New dawn over the Himalayas

COMMUNISTS throughout the world will rejoice at the news of the overwhelming victory for the Communist Party of Nepal-Maoist(CPN-M) in last weekend’s elections. The CPN-M has grown from strength to strength following the ceasefire that ended the civil war and brought the Maoists into an interim government that held this poll to elect a constituent assembly to decide the future of the mountain kingdom.

The CPN-M has won 111 seats out of the 201 contests declared for the 601-member assembly, well ahead of its closest rivals the Nepali Congress with 32 seats and the reformist Communist Party of Nepal (Unified Marxist- Leninist) with 28, while the small Nepal Workers’ and Peasants Party (NWPP), a minor partner in the interim government, has held its two seats in its traditional bastion of Bhaktapur.

Final results should be known by the end of this month when all the seats chosen by proportional representation are tallied and preliminary returns show that the Maoists will take the lion’s share there.

The overwhelming demand of the Nepalese people for a democratic federal republic was reflected in the massive swing to the communists, who only laid down their guns two years ago after massive street protests forced the hated monarch to relinquish direct rule.

The Maoists will clearly be the leading force in drawing up the constitution and the new government that will follow but they are seeking coalition partners from other democratic parties to take Nepal into the 21st century.

The first step must be to ratify the decision of the interim parliament to abolish the monarchy and rid the country, once and for all, of its worthless feudal king whose family has kept the Nepalese people in bondage for decades.
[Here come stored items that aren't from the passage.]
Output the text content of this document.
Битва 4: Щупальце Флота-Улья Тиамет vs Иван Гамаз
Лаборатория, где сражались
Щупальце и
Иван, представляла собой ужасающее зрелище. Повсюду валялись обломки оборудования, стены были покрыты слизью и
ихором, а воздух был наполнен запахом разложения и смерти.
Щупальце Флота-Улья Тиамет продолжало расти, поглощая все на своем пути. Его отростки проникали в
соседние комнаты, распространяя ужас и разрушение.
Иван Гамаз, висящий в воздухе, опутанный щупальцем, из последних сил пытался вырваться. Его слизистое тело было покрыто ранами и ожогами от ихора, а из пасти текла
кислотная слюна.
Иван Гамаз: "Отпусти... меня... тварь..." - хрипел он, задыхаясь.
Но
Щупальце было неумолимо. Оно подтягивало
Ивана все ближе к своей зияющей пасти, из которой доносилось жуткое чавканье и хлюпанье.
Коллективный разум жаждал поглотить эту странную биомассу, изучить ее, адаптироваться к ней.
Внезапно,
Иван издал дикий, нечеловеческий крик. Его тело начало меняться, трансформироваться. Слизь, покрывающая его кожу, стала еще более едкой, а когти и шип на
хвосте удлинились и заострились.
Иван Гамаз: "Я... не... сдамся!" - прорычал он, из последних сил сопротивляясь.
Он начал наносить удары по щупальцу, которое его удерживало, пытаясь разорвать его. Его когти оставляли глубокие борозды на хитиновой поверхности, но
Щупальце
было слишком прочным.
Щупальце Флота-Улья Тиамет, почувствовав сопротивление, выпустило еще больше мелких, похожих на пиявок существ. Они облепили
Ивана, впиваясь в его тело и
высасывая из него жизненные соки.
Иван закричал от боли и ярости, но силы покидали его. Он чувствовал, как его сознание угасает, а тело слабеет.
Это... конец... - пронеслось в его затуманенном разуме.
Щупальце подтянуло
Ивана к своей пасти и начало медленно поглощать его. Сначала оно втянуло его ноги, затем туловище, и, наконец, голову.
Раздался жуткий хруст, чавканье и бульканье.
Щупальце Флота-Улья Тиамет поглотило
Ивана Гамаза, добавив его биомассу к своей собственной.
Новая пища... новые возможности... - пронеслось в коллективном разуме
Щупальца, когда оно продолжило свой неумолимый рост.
The next will be to end feudalism and meet the basic demands of the masses for social justice. The communists have already prepared a democratic programme of social and economic reform aimed at raising the annual per capita income from $300 to $3,000 in 10 years.

Nepal is one of the poorest countries in the world and around 80 per cent of the population work on the land. Most of the peasants work for feudal landlords. Most earn less than a dollar a day and half the population live below the poverty line. Half the population are unemployed and many have been forced to emigrate to India for work. Half the children are malnourished and underweight. Only 15 per cent of the people have access to health services and most do not have access to basic needs such as food, health and education.

The new Nepalese leadership will face the hostility of the imperialist world whose “new world order” is crumbling day by day. The Americans, who continue to class the CPN-M as a “terrorist” movement are already bleating about “violence and intimidation” during the election campaign, though even they concede that voting was peaceful in most districts.

Maoist leader Pushpa Kamal Dahal, formerly known as “Comrade Prachandra”, says democracy is not “an alternative to armed struggle but a logical conclusion” and throughout the world millions of oppressed people are once again turning to communism as the only way out of the capitalist crisis.

The Nepalese communist victory is a decisive blow to those who claimed that armed struggle was futile and that the communist ideal was irrelevant in today’s age. Their victory is our victory in the struggle for a new world free from oppression and exploitation – a new and better world — the world that Marx and Engels predicted and a world that will surely come to pass in the 21st century.